XR-Labs

XR-labs is a partnership between the Belgian Federal Police, Military, and Customs Department focusing on XR.
It's main focus is creating a VR training simulator for the special forces and police.
I was able to complete my end-of-studies internship here.

Logo

My main project during this period was making a TECC (Tactical Emergency Casualty Care) system to be added into the training simulation. It was not completly finished in the half a year timespan, but I did create quite a most aspects of the target system.
The first and hardest part I had to create was a system for animations to partially disable. For example when the target is shot in the arm, they should not be able to use it anymore, or atleast less. I did this by creating an active ragdoll system onto the existing skeletons that can be switched to when the target is shot or pushed. (See the 2 skeletons in the clips)
The next step was creating a system for wounds. These wounds are different depending on the location of the wounds. The characters also react differently to each wound by for example fainting or dropping their weapon. There's also some randomness involved to best emulate real life scenarios.
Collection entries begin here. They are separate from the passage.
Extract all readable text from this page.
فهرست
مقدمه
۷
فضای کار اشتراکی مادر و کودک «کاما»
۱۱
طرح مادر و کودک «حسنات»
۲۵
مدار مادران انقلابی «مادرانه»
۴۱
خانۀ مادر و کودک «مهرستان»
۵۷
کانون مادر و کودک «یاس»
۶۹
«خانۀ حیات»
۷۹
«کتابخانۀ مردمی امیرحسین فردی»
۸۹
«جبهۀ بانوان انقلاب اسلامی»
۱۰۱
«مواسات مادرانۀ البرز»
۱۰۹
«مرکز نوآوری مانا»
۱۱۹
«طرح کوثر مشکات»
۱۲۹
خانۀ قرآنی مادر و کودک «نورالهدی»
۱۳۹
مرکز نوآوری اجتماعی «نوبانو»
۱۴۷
The final part was the TECC system itself. At the point I left it, it was simply when you touched the character where treatment was needed, it automatically completed the treatment. In case of limb wounds this meant placing a tournique higher up the limb. Treating the wound would stop the characters from bleeding out and they all have a simple visual representation of the treatment being completed. Expansion on this was planned using buttons that the operators would place on the location where they usually carry the specific treatments.
Finally, the last thing I'd have to do is add networking to implement the system into the actual project, but since the existing networking system was being revised and my time at XR-Labs was almost up, we decided to not implement that yet.
Instead I added a pushing system that works for both physics simulated and on kinematic pushers, the characters will fall if they're pushed too hard. I had to create a system to manually interpolate the bones to the most fitting stand up animation to make this work. This proved more difficult than expected as physics had already been activated on the bones by this point.

One of the most important parts during the creation of the active ragdoll system, was making sure that it didn't slow down the entire project.
After my first iteration of the complete system, simulating 100 active ragdolls took 40-50ms, reducing the framerate significantly. Thus I had to find ways to optimize the system.
I'll cut a long story short, I reduced the amount of lookup calls as much as possible, this combined with making more lists and arrays to store data without getting them every frame sped up the system by 50% already, but that was not enough.
Secondly I decided to change as much of my stored vectors/lists/arrays into dictionaries to use their O(1) lookup speed. With a couple more lookup optimizations added onto that I had reduced the frame time of 100 simulated characters to 5.3ms.
This was already 90% faster than the original version, but it still created a 15-20fps reduction when all 100 characters were simulated, meaning I was still unsatisfied, so I decided to go deep profiling.
The conclusion I came to was that the string lookup in the dictionaries took half of all the frame time (of my system), changing the dictionaries to no longer use strings as keys. Lastly I made it so the active ragdoll system didn't activate untill the character was actually shot. This meant I needed to a second animation on top of the simulated one, but this was still faster than the active ragdoll system being active all the time.

The eventual results are what you see in the attached image, with the frame time increase happening when I activate the active ragdoll on 100 characters at once, resulting in only a 2ms increase instead of 50ms.